Toda aquella aventura terminó precipitadamente antes de que llegáramos al mar en Albanyá. En alguna parte bastante antes de llegar al pueblo nos perdimos. Yo he sido siempre muy malo orientándome, pero en aquella época de brújula, falta de señales y mapas del año catapún, era sin embargo mucho más cuidadoso que ahora. Sin embargo nos perdimos sin remedio. Dimos vueltas arriba y abajo, retrocedimos, volvimos a extraviarnos y en una de aquellas nos tropezamos con un perro. Quizás el perro sabía donde estaba. Así que esperamos a ver si tomaba la iniciativa, pero ni flores. Mientras tanto le bautizamos; le pusimos Bartolo. Estábamos perdidos pero contentos, ahora éramos uno más en la familia. La espesura del bosque hacía imposible el avance en cualquier dirección. Además estábamos tan adentrados en él que era imposible tener ninguna referencia. A última hora la única salida que encontramos fue remontar un río por su cauce. El agua nos llegaba a veces más allá de la cintura. Una poza, otra y mientras tanto Bartolo que no quería perdernos de vista atravesaba las pozas a nado y cuando llegaba al otro lado se sacudía el agua.

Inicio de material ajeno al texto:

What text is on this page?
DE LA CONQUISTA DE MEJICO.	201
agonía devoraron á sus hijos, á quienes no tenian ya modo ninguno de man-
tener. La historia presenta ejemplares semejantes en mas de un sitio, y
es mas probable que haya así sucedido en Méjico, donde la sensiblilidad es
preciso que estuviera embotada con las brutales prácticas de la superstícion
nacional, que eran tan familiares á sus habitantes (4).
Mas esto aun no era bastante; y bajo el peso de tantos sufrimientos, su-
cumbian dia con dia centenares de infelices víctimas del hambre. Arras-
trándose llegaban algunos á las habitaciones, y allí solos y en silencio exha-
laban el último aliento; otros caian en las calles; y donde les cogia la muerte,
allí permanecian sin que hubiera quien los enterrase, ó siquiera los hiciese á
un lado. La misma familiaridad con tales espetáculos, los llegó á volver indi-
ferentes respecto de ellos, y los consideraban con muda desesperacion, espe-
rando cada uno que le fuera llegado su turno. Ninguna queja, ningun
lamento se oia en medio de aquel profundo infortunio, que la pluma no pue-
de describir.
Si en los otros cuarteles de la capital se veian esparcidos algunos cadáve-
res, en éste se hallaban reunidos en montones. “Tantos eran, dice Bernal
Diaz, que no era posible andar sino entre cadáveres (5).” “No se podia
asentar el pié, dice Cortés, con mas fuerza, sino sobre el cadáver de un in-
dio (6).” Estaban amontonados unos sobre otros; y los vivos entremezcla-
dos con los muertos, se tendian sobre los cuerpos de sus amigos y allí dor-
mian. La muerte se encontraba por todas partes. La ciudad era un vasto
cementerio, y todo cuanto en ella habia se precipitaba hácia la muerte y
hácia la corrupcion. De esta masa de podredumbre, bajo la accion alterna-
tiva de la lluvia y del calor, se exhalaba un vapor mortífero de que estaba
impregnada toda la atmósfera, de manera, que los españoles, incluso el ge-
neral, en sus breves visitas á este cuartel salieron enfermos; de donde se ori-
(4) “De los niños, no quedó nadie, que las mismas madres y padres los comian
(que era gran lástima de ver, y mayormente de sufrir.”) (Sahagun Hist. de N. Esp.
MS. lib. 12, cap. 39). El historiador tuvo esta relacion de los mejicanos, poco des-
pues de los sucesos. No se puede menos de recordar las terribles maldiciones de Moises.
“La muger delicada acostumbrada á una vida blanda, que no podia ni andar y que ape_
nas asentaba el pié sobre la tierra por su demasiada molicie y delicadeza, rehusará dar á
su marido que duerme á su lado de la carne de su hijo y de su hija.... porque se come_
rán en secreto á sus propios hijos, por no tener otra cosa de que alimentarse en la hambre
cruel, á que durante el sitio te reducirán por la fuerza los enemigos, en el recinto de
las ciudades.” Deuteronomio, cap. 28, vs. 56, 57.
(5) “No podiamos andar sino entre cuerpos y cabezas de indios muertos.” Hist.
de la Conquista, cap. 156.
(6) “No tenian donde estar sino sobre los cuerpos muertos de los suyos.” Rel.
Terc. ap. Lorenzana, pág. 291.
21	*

¿Qué sucedió más tarde? Pues que llegó un momento en que un salto de agua nos cortó el paso. No había otra solución que regresar por donde habíamos subido, ahora río abajo. Si hubiéramos estado rodando una película en plena selva virgen no habría sido muy diferente. No recuerdo cómo salimos de aquella. En algún instante encontramos una senda, después una pista, más tarde una granja de cerdos que mi olfato se encargó de memorizar hasta ahora y después sí, casas, estábamos al fin en Albanyá, un nombre que ninguno de mi familia olvidará nunca.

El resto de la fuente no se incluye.